Подобный же указ, также с выражением «немалого удивления», был послан вскоре и Шипову: «К немалому нашему удивлению, репортов от вас о состоянии в Украине, и особливо в слободских полках давно не имеем». Но, в противоположность прежним указам, обещавшим кары за невыполнение, на этот раз Шипову обещают награждение: «Ежели верным и должным вашим радением оная болезнь до дальнейшего не допущена, но паче как наискорее прекращена будет, то вы за то особливою нашею милостью награждены будете».

12 сентября Кабинет министров в очередном заседании заслушал «репорт» Шипова о том, что эпидемия захватила новые районы и места. Она подходила к Курской губернии: «Явилось еще в Галяпком полку в местечке Лютенке, такожде и в Глуховской сотне за селом Княжичами в хуторе, который разстоянием от Глухова в 30, а от Севского уезда и от жилья токмо в одной версте». По свидетельству посланного туда врача, «кроме умерших, оставшие больные находятся, заражены моровою язвою». Шипов приказал упомянутый хутор, выведя из него людей в «пустое место», сжечь вместе со скотом, а вокруг села Княжичи поставить караулы «для невыпуска из него людей».

Это распоряжение Шипова «опробуется» Кабинетом министров. В то же время Шипову направляется новый указ, с перечислением всех прежних и новых мер предосторожности. Жителям села Княжичи велено было передать «чрез огни на шестах или стрелах нестрожайший ордер, чтоб они содержали себя от опасной болезни в крепкой осторожности, и ежели кто в том селе занеможет, тех бы со всеми семьями отсылали из того села тотчас вон, в отдаленное место и, окопав их валом или заваля лесом, приставили б к ним крепкую сторожу».

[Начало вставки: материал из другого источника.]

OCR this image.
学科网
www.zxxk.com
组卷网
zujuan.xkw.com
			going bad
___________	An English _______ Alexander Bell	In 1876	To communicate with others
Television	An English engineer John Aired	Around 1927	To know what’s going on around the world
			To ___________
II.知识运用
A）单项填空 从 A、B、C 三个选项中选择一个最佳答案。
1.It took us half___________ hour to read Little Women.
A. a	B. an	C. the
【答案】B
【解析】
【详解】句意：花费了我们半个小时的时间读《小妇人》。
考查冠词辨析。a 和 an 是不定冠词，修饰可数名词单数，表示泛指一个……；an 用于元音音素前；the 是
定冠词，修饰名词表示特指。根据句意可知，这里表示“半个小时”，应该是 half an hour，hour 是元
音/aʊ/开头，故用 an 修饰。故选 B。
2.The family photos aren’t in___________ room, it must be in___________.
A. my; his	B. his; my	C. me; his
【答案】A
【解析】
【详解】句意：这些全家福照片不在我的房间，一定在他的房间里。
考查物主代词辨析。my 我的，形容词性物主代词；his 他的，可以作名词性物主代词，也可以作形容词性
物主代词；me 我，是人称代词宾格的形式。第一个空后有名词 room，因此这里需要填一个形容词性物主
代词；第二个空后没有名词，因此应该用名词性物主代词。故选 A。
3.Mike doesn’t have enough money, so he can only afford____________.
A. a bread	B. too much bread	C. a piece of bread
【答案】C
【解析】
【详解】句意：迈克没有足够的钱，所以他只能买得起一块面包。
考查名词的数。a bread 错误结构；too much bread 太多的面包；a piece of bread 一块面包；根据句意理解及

После перечисления всех предупредительных мер указ ставит в вину Шипову и всем другим, находящимся в тамошних местах, командирам то, что они, сообщая о распространении на Украине «прилипчивых и опасных болезней от приходящих с низа Днепра и из других зараженных мест людей», не уведомляли заблаговременно, «из которого полка и места» такие люди приходили. «И по сему видимо, – заключает указ, – что от вас и от других, с начала получения ведомостей о происшедших в Очакове и в других местах по Днепру злых и прилипчивых болезней… таких определений, чтобы приходящих и дезертирующих из оных мест в Украину крепчайшее везде предостережение иметь… знатно не учинено».

Следовательно, майор Шипов и все другие командиры прямо обвиняются в невыполнении с самого начала эпидемии ни одного из посланных им указов и распоряжений. Трудно сказать, насколько это обвинение правильно. Вернее предположить, что и Шипов, и другие поступали согласно указам, но что проведение в жизнь этих распоряжений наталкивалось на целый ряд зачастую непреодолимых трудностей. Трудно, а подчас и невозможно, было запереть всю Украину так, чтобы ни одно лицо ни днем, ни ночью не пробралось сквозь линию застав, протянувшуюся от Очакова почти до Курска.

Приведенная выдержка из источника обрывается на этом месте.